Ribosomal and protein coding gene based multigene phylogeny on the family Streptomycetaceae.

The phylogenetic relationship among the three genera of the family Streptomycetaceae was examined using the small and large subunit ribosomal RNA genes, and the gyrB, rpoB, trpB, atpD and recA genes. The total stretches of the analyzed ribosomal genes were 4.2kb, and those of five protein coding genes were 4.5 kb. The resultant phylogenetic trees confirmed that each genus formed an independent clade in the majority of cases.

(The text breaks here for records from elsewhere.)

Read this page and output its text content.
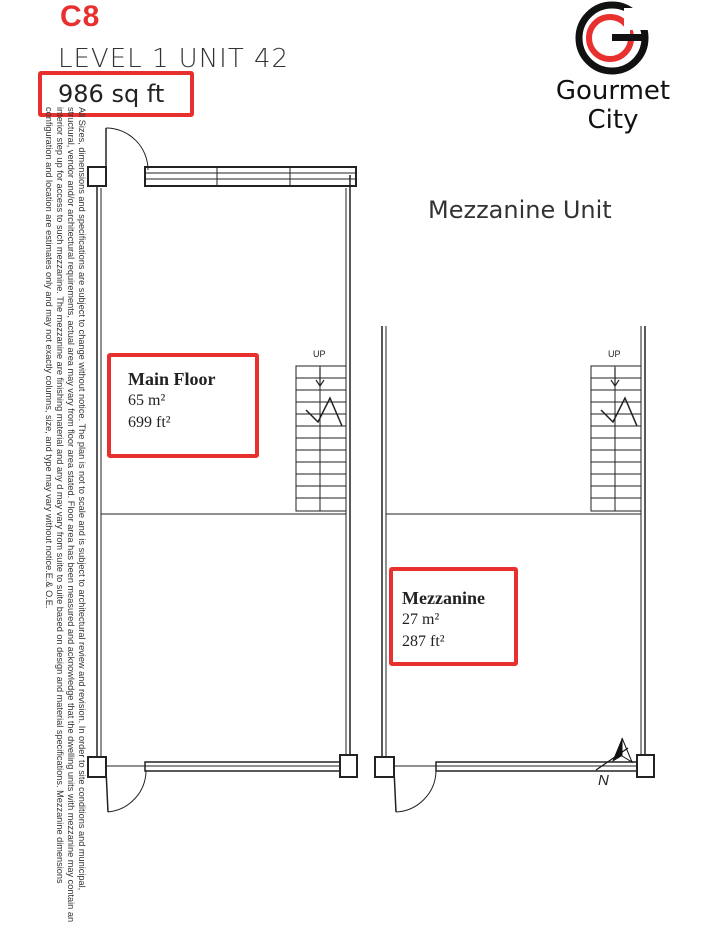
C8
LEVEL 1 UNIT 42
986 sq ft	Gourmet
City
Mezzanine Unit
All Sizes, dimensions and specifications are subject to change without notice. The plan is not to scale and is subject to architectural review and revision. In order to site conditions and municipal, structural, vendor and/or architectural requirements, actual area may vary from floor area stated. Floor area has been measured and acknowledge that the dwelling units with mezzanine may contain an interior step up for access to such mezzanine. The mezzanine are finishing material and any d may vary from suite to suite based on design and material specifications. Mezzanine dimensions configuration and location are estimates only and may not exactly columns, size, and type may vary without notice.E.& O.E.	UP	UP
N
Main Floor
65 m²
699 ft²
Mezzanine
27 m²
287 ft²
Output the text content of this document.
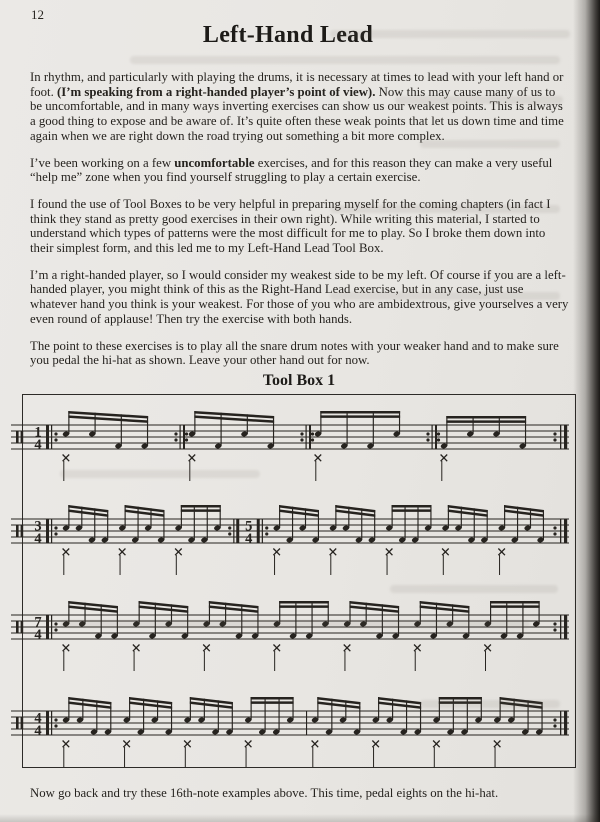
12
Left-Hand Lead

In rhythm, and particularly with playing the drums, it is necessary at times to lead with your left hand or foot. (I’m speaking from a right-handed player’s point of view). Now this may cause many of us to be uncomfortable, and in many ways inverting exercises can show us our weakest points. This is always a good thing to expose and be aware of. It’s quite often these weak points that let us down time and time again when we are right down the road trying out something a bit more complex.

I’ve been working on a few uncomfortable exercises, and for this reason they can make a very useful “help me” zone when you find yourself struggling to play a certain exercise.

I found the use of Tool Boxes to be very helpful in preparing myself for the coming chapters (in fact I think they stand as pretty good exercises in their own right). While writing this material, I started to understand which types of patterns were the most difficult for me to play. So I broke them down into their simplest form, and this led me to my Left-Hand Lead Tool Box.

I’m a right-handed player, so I would consider my weakest side to be my left. Of course if you are a left-handed player, you might think of this as the Right-Hand Lead exercise, but in any case, just use whatever hand you think is your weakest. For those of you who are ambidextrous, give yourselves a very even round of applause! Then try the exercise with both hands.

The point to these exercises is to play all the snare drum notes with your weaker hand and to make sure you pedal the hi-hat as shown. Leave your other hand out for now.

Tool Box 1
1
4
3
4
5
4
7
4
4
4
Now go back and try these 16th-note examples above. This time, pedal eights on the hi-hat.
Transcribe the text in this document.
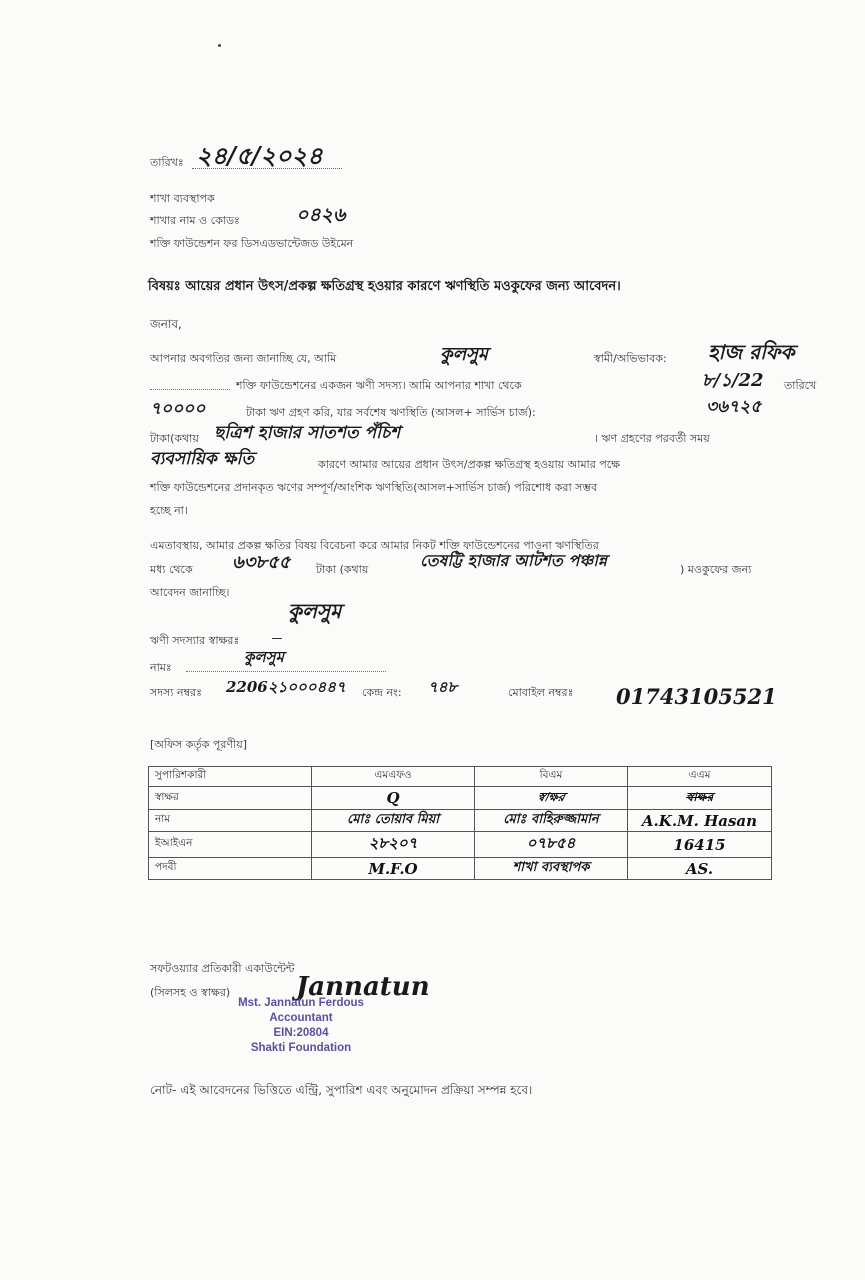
তারিখঃ ২৪/৫/২০২৪
শাখা ব্যবস্থাপক
শাখার নাম ও কোডঃ	০৪২৬
শক্তি ফাউন্ডেশন ফর ডিসএডভান্টেজড উইমেন
বিষয়ঃ আয়ের প্রধান উৎস/প্রকল্প ক্ষতিগ্রস্থ হওয়ার কারণে ঋণস্থিতি মওকুফের জন্য আবেদন।
জনাব,
আপনার অবগতির জন্য জানাচ্ছি যে, আমি	কুলসুম	স্বামী/অভিভাবক: হাজ রফিক
শক্তি ফাউন্ডেশনের একজন ঋণী সদস্য। আমি আপনার শাখা থেকে	৮/১/22 তারিখে
৭০০০০	টাকা ঋণ গ্রহণ করি, যার সর্বশেষ ঋণস্থিতি (আসল+ সার্ভিস চার্জ):	৩৬৭২৫
টাকা(কথায় ছত্রিশ হাজার সাতশত পঁচিশ	। ঋণ গ্রহণের পরবর্তী সময়
ব্যবসায়িক ক্ষতি	কারণে আমার আয়ের প্রধান উৎস/প্রকল্প ক্ষতিগ্রস্থ হওয়ায় আমার পক্ষে
শক্তি ফাউন্ডেশনের প্রদানকৃত ঋণের সম্পূর্ণ/আংশিক ঋণস্থিতি(আসল+সার্ভিস চার্জ) পরিশোধ করা সম্ভব
হচ্ছে না।
এমতাবস্থায়, আমার প্রকল্প ক্ষতির বিষয় বিবেচনা করে আমার নিকট শক্তি ফাউন্ডেশনের পাওনা ঋণস্থিতির
মধ্য থেকে ৬৩৮৫৫ টাকা (কথায়	তেষট্টি হাজার আটশত পঞ্চান্ন	) মওকুফের জন্য
আবেদন জানাচ্ছি।
কুলসুম
ঋণী সদস্যার স্বাক্ষরঃ
নামঃ
কুলসুম
সদস্য নম্বরঃ 2206২১০০০৪৪৭ কেন্দ্র নং: ৭৪৮	মোবাইল নম্বরঃ 01743105521
[অফিস কর্তৃক পূরণীয়]
সুপারিশকারী	এমএফও	বিএম	এএম
স্বাক্ষর	Q	স্বাক্ষর	স্বাক্ষর
নাম	মোঃ তোয়াব মিয়া	মোঃ বাহিরুজ্জামান	A.K.M. Hasan
ইআইএন	২৮২০৭	০৭৮৫৪	16415
পদবী	M.F.O	শাখা ব্যবস্থাপক	AS.
সফটওয়্যার প্রতিকারী একাউন্টেন্ট
(সিলসহ ও স্বাক্ষর)	Jannatun
Mst. Jannatun Ferdous
Accountant
EIN:20804
Shakti Foundation
নোট- এই আবেদনের ভিত্তিতে এন্ট্রি, সুপারিশ এবং অনুমোদন প্রক্রিয়া সম্পন্ন হবে।
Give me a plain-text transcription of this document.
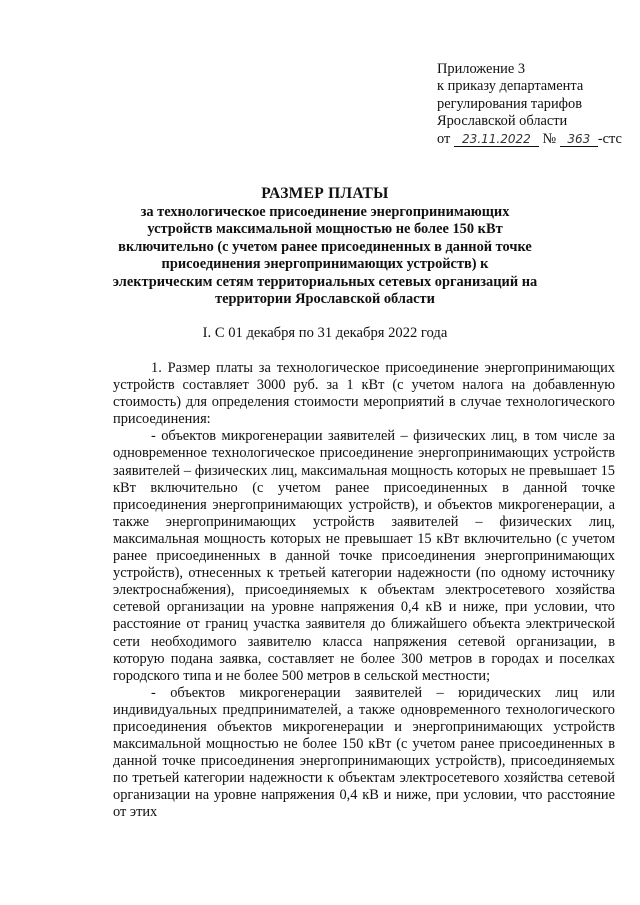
Приложение 3
к приказу департамента
регулирования тарифов
Ярославской области
от 23.11.2022 № 363 -стс
РАЗМЕР ПЛАТЫ
за технологическое присоединение энергопринимающих устройств максимальной мощностью не более 150 кВт включительно (с учетом ранее присоединенных в данной точке присоединения энергопринимающих устройств) к электрическим сетям территориальных сетевых организаций на территории Ярославской области
I. С 01 декабря по 31 декабря 2022 года

1. Размер платы за технологическое присоединение энергопринимающих устройств составляет 3000 руб. за 1 кВт (с учетом налога на добавленную стоимость) для определения стоимости мероприятий в случае технологического присоединения:

- объектов микрогенерации заявителей – физических лиц, в том числе за одновременное технологическое присоединение энергопринимающих устройств заявителей – физических лиц, максимальная мощность которых не превышает 15 кВт включительно (с учетом ранее присоединенных в данной точке присоединения энергопринимающих устройств), и объектов микрогенерации, а также энергопринимающих устройств заявителей – физических лиц, максимальная мощность которых не превышает 15 кВт включительно (с учетом ранее присоединенных в данной точке присоединения энергопринимающих устройств), отнесенных к третьей категории надежности (по одному источнику электроснабжения), присоединяемых к объектам электросетевого хозяйства сетевой организации на уровне напряжения 0,4 кВ и ниже, при условии, что расстояние от границ участка заявителя до ближайшего объекта электрической сети необходимого заявителю класса напряжения сетевой организации, в которую подана заявка, составляет не более 300 метров в городах и поселках городского типа и не более 500 метров в сельской местности;

- объектов микрогенерации заявителей – юридических лиц или индивидуальных предпринимателей, а также одновременного технологического присоединения объектов микрогенерации и энергопринимающих устройств максимальной мощностью не более 150 кВт (с учетом ранее присоединенных в данной точке присоединения энергопринимающих устройств), присоединяемых по третьей категории надежности к объектам электросетевого хозяйства сетевой организации на уровне напряжения 0,4 кВ и ниже, при условии, что расстояние от этих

The G+C contents of rRNA genes were 56.9-58.9 mol%, and those of protein coding genes were 65.4-72.4 mol%, the latter being closer to those of the genomic DNAs. The average nucleotide sequence identity between the organisms were 94.1-96.4% for rRNA genes and 85.7-90.6% for protein coding genes, thus indicating that protein coding genes can give higher resolution than rRNA genes. In addition, the protein coding gene trees were more stable than the rRNA gene trees, supported by higher bootstrap values and other treeing algorithms. Moreover, the genome data of six Streptomyces species indicated that many protein coding genes exhibited higher correlations with genome relatedness. The combined gene sequences were also shown to give a better resolution with higher stability than any single genes, though not necessarily more correlated with genome relatedness. It is evident from this study that the rRNA gene based phylogeny can be misleading, and also that protein coding genes have a number of advantages over the rRNA genes as the phylogenetic markers including a high correlation with the genome relatedness.